Наверное, устал, мне слишком много приходилось бывать в нем. Публичный
образ жизни я веду на сцене, мне этого вполне хватает. Но и тогда я не
был компанейским человеком. И уж тем более избегал принадлежать к
какой-то группе. Например, когда модно было быть шестидесятниками, я
потихоньку вышел из шестидесятников. И так далее. Мне неуютно быть «со
всеми».
– В вашем питерском прошлом есть страница
«Иосиф Бродский», отца которого вы сыграли в фильме «Полторы
комнаты...». Как состоялось ваше знакомство?
– Произошло
это так, как это происходило всегда в 60-е годы, – в одной из питерских
коммуналок. Как-то после спектакля мне позвонили Кама Гинкас и
Генриетта Яновская (ныне режиссеры московского ТЮЗа, а тогда ученики
Георгия Товстоногова. – Прим. авт.): «Приходи, познакомишься с
Бродским». Я зашел, мы поговорили часик-полтора. Надо сказать, разговор
был односторонний. «Мы о нем». Не обязательно восторженно, было о чем
спорить, потому что мы-то его стихи читали, а он театралом не был и ни
драматический театр, ни актеров не знал.
– Не обижало?
–
Да нет, вся их поэтическая группа считала, что театр – «грубое
искусство». Меня больше интересовало, как мне читать его стихи, ведь я
уже тогда в какой-то мере заболел Бродским. Я очень не скоро стал
читать их со сцены, но знакомым или в компаниях читал.
– Странное ощущение – быть влюбленным в своего современника?
– Очень странное. Это было исключение, как, впрочем, и все, что было связано с Бродским.
– Еще одна питерская страница – ваша первая супруга Зинаида Шарко, коллега по Большому драматическому театру...
–
Да, наш союз начался около 1960 года. И это был счастливый, несмотря ни
на что, союз и очень творческий.
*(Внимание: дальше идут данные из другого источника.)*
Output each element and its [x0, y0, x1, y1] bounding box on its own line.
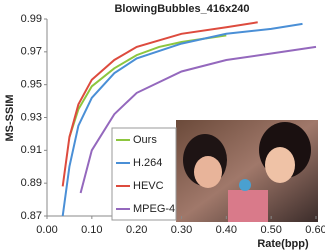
x-tick-label: 0.20 — [126, 224, 147, 236]
y-tick-label: 0.97 — [21, 46, 42, 58]
legend-label: Ours — [133, 134, 157, 146]
x-axis-label: Rate(bpp) — [257, 238, 309, 250]
y-axis-label: MS-SSIM — [4, 94, 16, 141]
legend-box — [111, 127, 177, 221]
series-line — [79, 45, 317, 194]
series-line — [61, 22, 303, 217]
x-tick-label: 0.40 — [216, 224, 237, 236]
y-tick-label: 0.95 — [21, 79, 42, 91]
series-line — [68, 34, 227, 138]
chart-title: BlowingBubbles_416x240 — [114, 3, 249, 15]
inset-photo — [176, 120, 318, 222]
legend-label: MPEG-4 — [133, 203, 175, 215]
x-tick-label: 0.60 — [305, 224, 325, 236]
y-tick-label: 0.87 — [21, 210, 42, 222]
x-tick-label: 0.50 — [260, 224, 281, 236]
x-tick-label: 0.00 — [36, 224, 57, 236]
x-tick-label: 0.30 — [171, 224, 192, 236]
y-tick-label: 0.93 — [21, 111, 42, 123]
y-tick-label: 0.91 — [21, 144, 42, 156]
series-line — [61, 21, 258, 187]
x-tick-label: 0.10 — [81, 224, 102, 236]
legend-label: H.264 — [133, 157, 162, 169]
legend-label: HEVC — [133, 180, 164, 192]
y-tick-label: 0.89 — [21, 177, 42, 189]
y-tick-label: 0.99 — [21, 13, 42, 25]
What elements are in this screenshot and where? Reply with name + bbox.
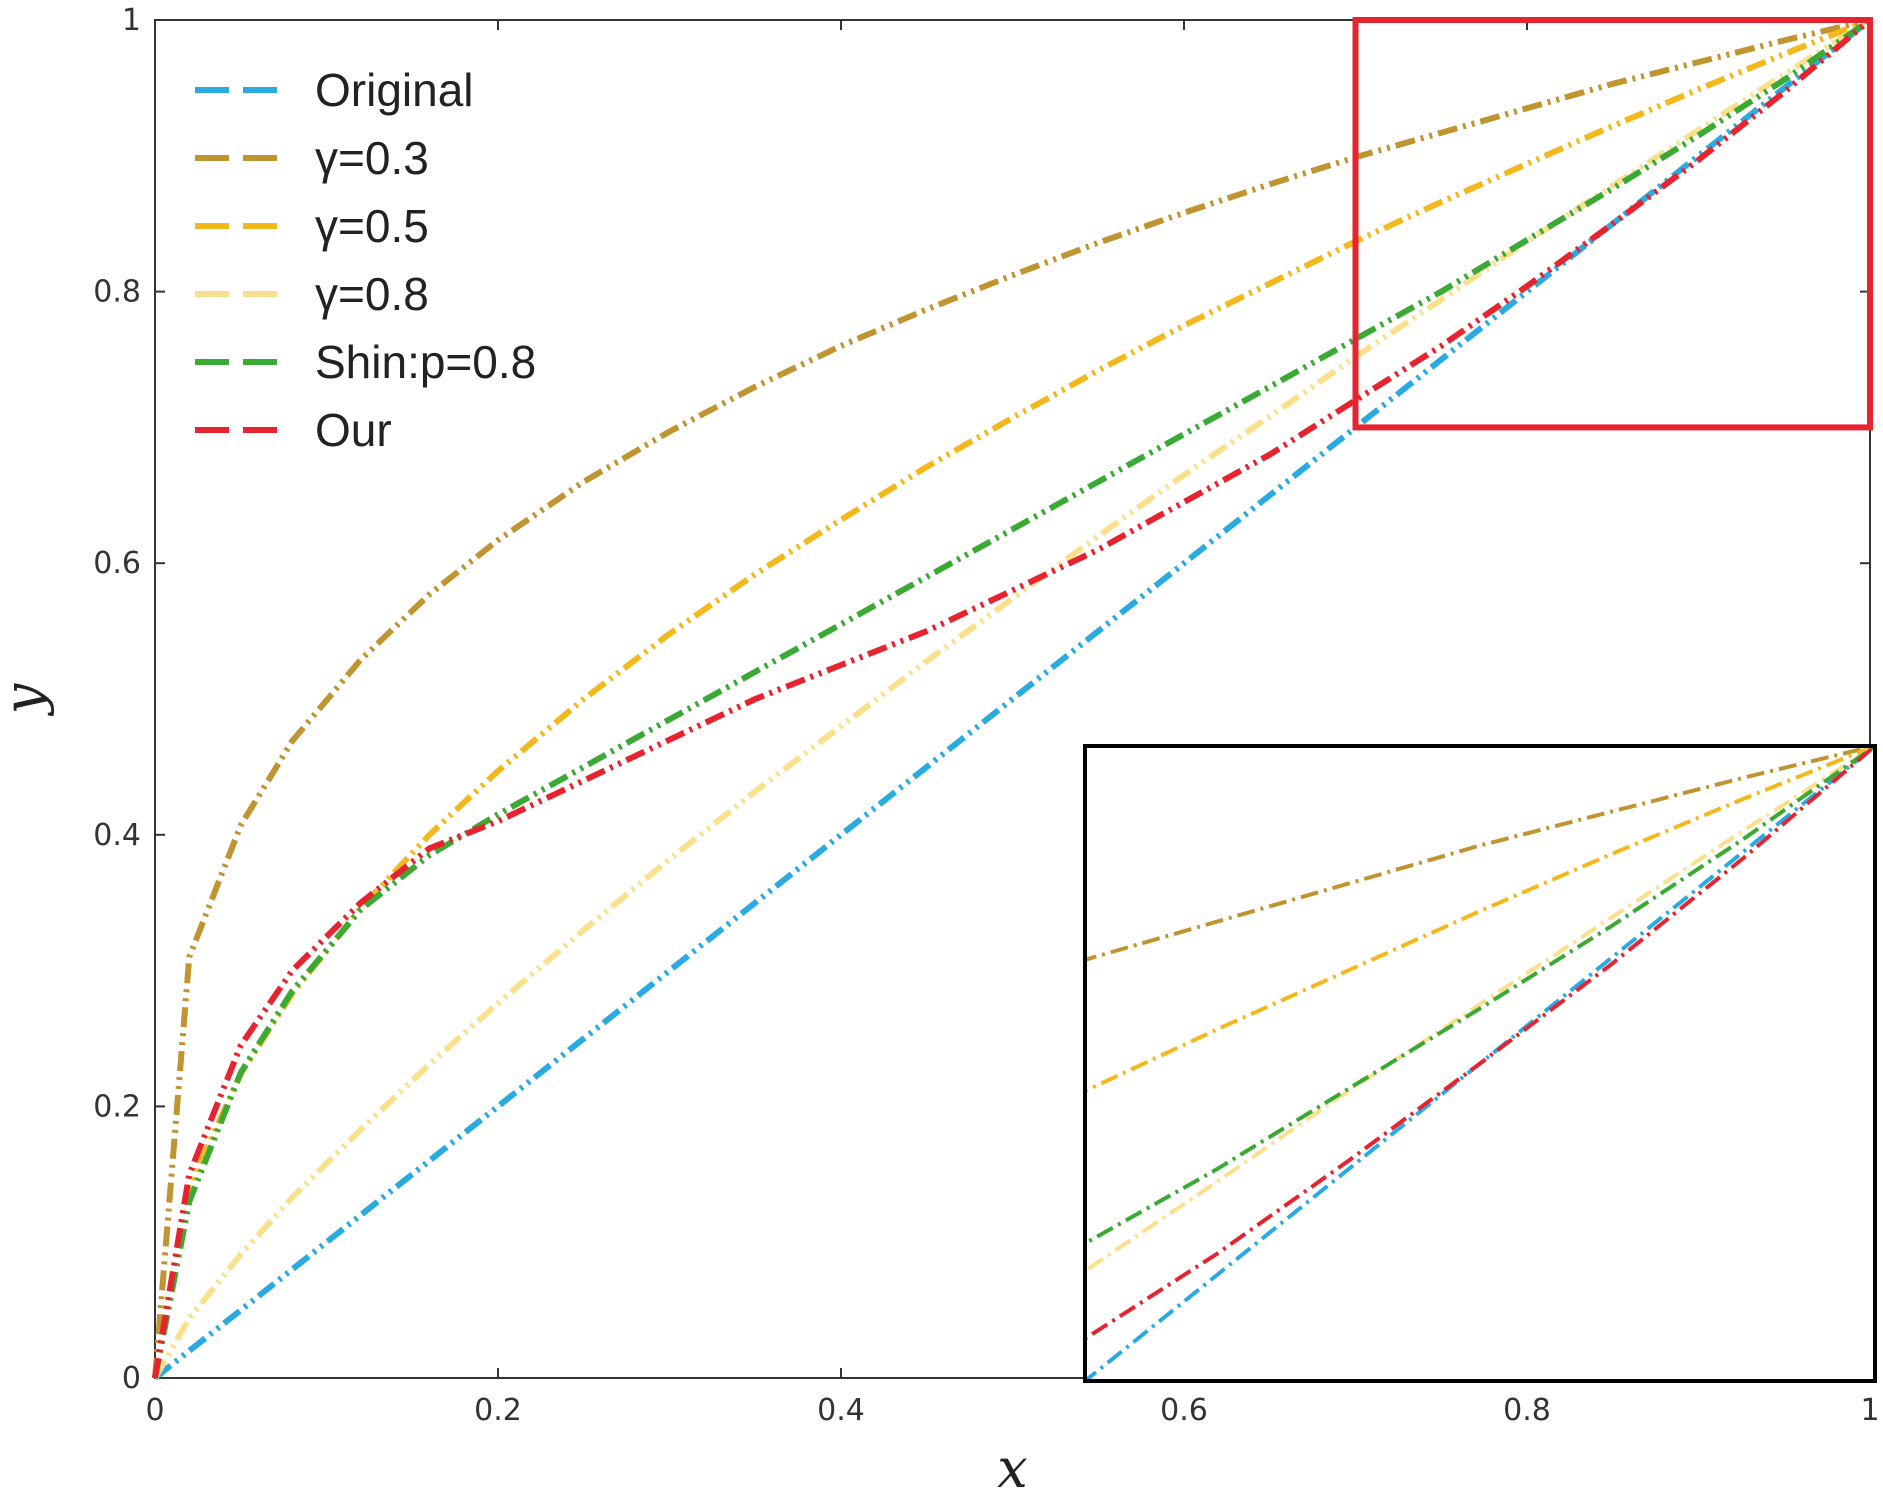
inset-series <box>1085 746 1875 1381</box>
legend-label-3: γ=0.8 <box>315 268 429 320</box>
series-line-5 <box>152 17 1872 1379</box>
y-tick-label: 0.4 <box>93 818 141 853</box>
x-tick-label: 0.4 <box>817 1393 865 1428</box>
inset-series-line-3 <box>1085 746 1875 1274</box>
legend-label-0: Original <box>315 64 474 116</box>
series-lines <box>152 17 1872 1381</box>
inset-series-line-1 <box>1085 746 1875 962</box>
y-tick-label: 0.2 <box>93 1089 141 1124</box>
y-axis-label: y <box>0 682 55 716</box>
y-tick-label: 0.6 <box>93 546 141 581</box>
x-tick-label: 0.6 <box>1160 1393 1208 1428</box>
zoom-highlight-box <box>1352 17 1873 431</box>
legend: Original γ=0.3 γ=0.5 γ=0.8 Shin:p=0.8 Our <box>195 64 536 456</box>
inset-zoom <box>1083 744 1877 1383</box>
series-line-3 <box>152 17 1872 1380</box>
legend-label-4: Shin:p=0.8 <box>315 336 536 388</box>
inset-series-line-4 <box>1085 746 1875 1246</box>
x-tick-label: 0.8 <box>1503 1393 1551 1428</box>
legend-label-1: γ=0.3 <box>315 132 429 184</box>
highlight-region <box>1352 17 1873 431</box>
x-tick-label: 0.2 <box>474 1393 522 1428</box>
plot-frame <box>154 19 1871 1379</box>
legend-label-2: γ=0.5 <box>315 200 429 252</box>
y-tick-label: 0 <box>122 1361 141 1396</box>
x-tick-label: 1 <box>1860 1393 1879 1428</box>
legend-label-5: Our <box>315 404 392 456</box>
x-tick-label: 0 <box>145 1393 164 1428</box>
y-tick-label: 1 <box>122 3 141 38</box>
y-tick-label: 0.8 <box>93 275 141 310</box>
inset-series-line-2 <box>1085 746 1875 1094</box>
series-line-0 <box>153 17 1872 1381</box>
inset-frame <box>1083 744 1877 1383</box>
series-line-4 <box>152 17 1872 1379</box>
axes: 0 0.2 0.4 0.6 0.8 1 0 0.2 0.4 0.6 0.8 1 <box>93 3 1879 1428</box>
x-axis-label: x <box>997 1437 1027 1495</box>
inset-series-line-5 <box>1085 746 1875 1342</box>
Мы вместе с ней прошли нежный и долгий
путь, например, со спектаклем «Божественная комедия», где мы играли
Адама и Еву. Сперва мы здорово веселились, потом нам это стало
надоедать, потому что это был, конечно же, очень поверхностный
спектакль. Но он пользовался большим успехом и прошел свои положенные
(в БДТ это всегда была примерная цифра нормального успеха) 125
спектаклей. Но так случилось, что мы расстались. Однажды ранним утром я
пришел к своему другу Олегу Басилашвили с одним маленьким чемоданчиком
после краха семейной жизни.
– Что стало камнем преткновения в вашем союзе?
–
Это запретная для меня тема. Я совершенно не понимаю, как люди могут
сами рассказывать в газете о своей личной, частной жизни. Допустим,
журналист может что-то раскопать, но чтобы сами! Этот душевный стриптиз
мне кажется постыдным и бессмысленным. И некоторых своих коллег я
перестал уважать после таких откровений.
Скажу только, что в
Зине был нерв лидера. И соревновательный момент, который был между
нами, прямо скажем, не на пользу шел нашей семье. Но в принципе даже не
в этом было дело. Просто моя жизнь тогда пошла в сторону кино – я
проводил много времени на съемках на разных студиях, в основном в
Москве. Зина жила своей творческой жизнью. И получилось, что наше
совместное существование пришло к какому-то кризису. Но это никак не
помешало в 1976-м году нам сыграть в моей постановке «Фантазии
Фарятьева», где играли и я, и Зина, и Наташа Тенякова (вторая супруга
Сергея Юрского. – Прим. ред.). И в этом не было ни надрыва, ни драмы. У
меня в то время шла другая драма – моего разрыва с БДТ.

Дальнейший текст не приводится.